Ouhgo (Hugues) St-Pierre Répondre
9 février 2008En effet: Pauline Marois étonne. En fait, elle consterne
Je dirais même plus: Pauline Marois S'EFFONDRE!
Elle a eu toutes ses chances. Elle vient de tuer ce parti. Par maladresse? À moins que... VENGEANCE ENVERS LANDRY?
N'y aura plus d'autre chef...
Archives de Vigile Répondre
9 février 2008M. Payne écrit : «tâchons de distinguer plurilinguisme, et promotion du bilinguisme anglais-français au Québec»
Mme Marois n'a jamais fait la promotion du bilinguisme au Québec. Elle souhaite simplement que les Québécois qui sortent de l'école soient bilingues dans un Québec francophone...point, ce qui est fort différent.

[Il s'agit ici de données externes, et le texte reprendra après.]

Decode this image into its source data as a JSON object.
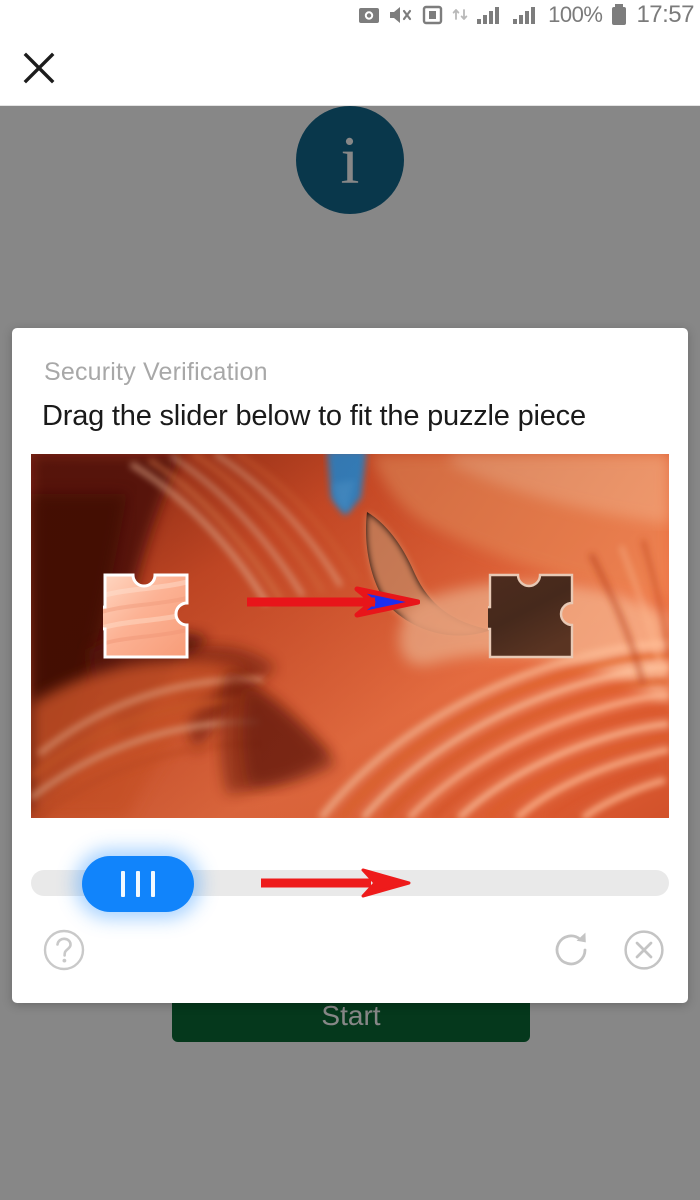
{
  "status_bar": {
    "icons": [
      "camera-icon",
      "mute-icon",
      "sd-card-icon",
      "data-transfer-icon",
      "signal-bars-1-icon",
      "signal-bars-2-icon"
    ],
    "battery_percent": "100%",
    "battery_icon": "battery-full-icon",
    "time": "17:57"
  },
  "app_header": {
    "close_icon": "close-x-icon"
  },
  "page": {
    "info_badge_glyph": "i",
    "info_badge_color": "#12688f",
    "start_button_label": "Start",
    "start_button_color": "#0b6b35"
  },
  "captcha": {
    "title": "Security Verification",
    "instruction": "Drag the slider below to fit the puzzle piece",
    "image": {
      "description": "slot-canyon-photo",
      "piece_icon": "puzzle-piece-icon",
      "slot_icon": "puzzle-slot-icon",
      "arrow_icon": "drag-direction-arrow-icon",
      "arrow_outline_color": "#e8151a",
      "arrow_fill_color": "#1c2ff0"
    },
    "slider": {
      "handle_icon": "slider-grip-icon",
      "handle_color": "#1184fb",
      "track_color": "#e9e9e9",
      "position_percent": "8",
      "hint_arrow_icon": "slider-hint-arrow-icon",
      "hint_arrow_color": "#ee1b1b"
    },
    "footer": {
      "help_icon": "help-question-icon",
      "refresh_icon": "refresh-icon",
      "close_icon": "close-circle-icon"
    }
  },
  "colors": {
    "scrim": "#808080",
    "title_gray": "#a8a8a8",
    "text_dark": "#1a1a1a",
    "footer_icon_gray": "#c4c4c4"
  }
}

C'est bien beau le plurilinguisme et l'espagnol aussi mais la langue anglaise est celle qui nous entoure et qui est devenue ue sorte d'espéranto mondial à cause des nombreuses conquêtes britaniques, de la force économique, technologique et culturelle de nos voisins, les États-Unis et d'une plus grande facilité à la maîtriser correctement.
On aimerait mieux que ce soit la langue française qui soit dans cette position mais, ce n'est malheureusement pas le cas. On ne peut pas refaire l'histoire.

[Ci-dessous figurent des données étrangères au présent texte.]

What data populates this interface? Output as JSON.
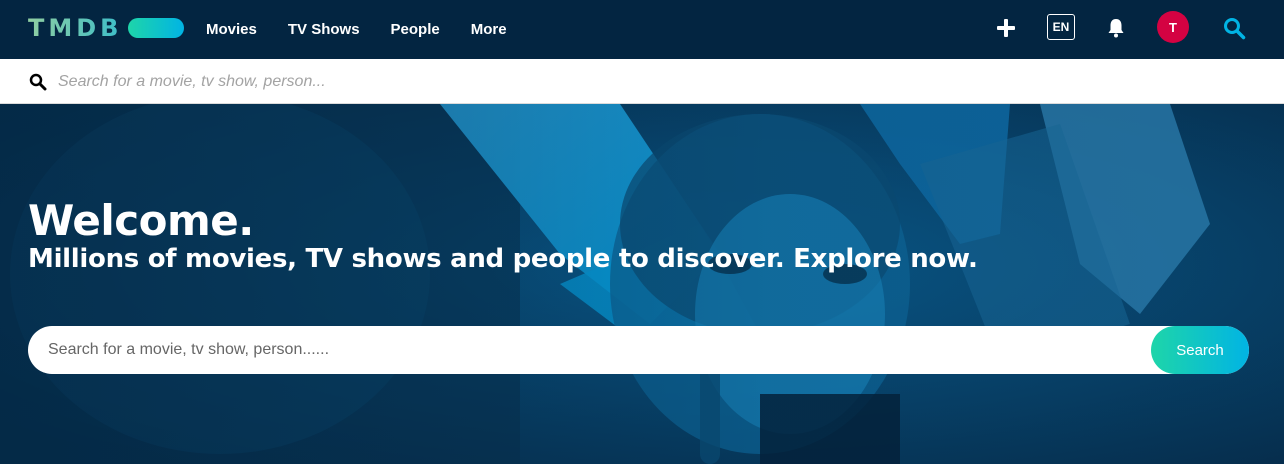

S'il est vrai que ce ne sont pas tous les Québécois qui vont avoir besoin de la langue anglaise pour le travail, il est aussi vrai que de pouvoir bien se débrouiller dans cette langue facilite nos déplacements à l'extérieur du Québec dans cette mer anglophone et de pouvoir avoir accès aux nombreux canaux de télé de langue anglaise qui nous sont disponibles.
Autrement, faudrait faire comme nos curés et bonnes religieuses catholiques qui nous défendaient de fraterniser avec les anglais protestant, de peur de perdre notre foi catholique. On boycotte l'anglais pour s'en préserver.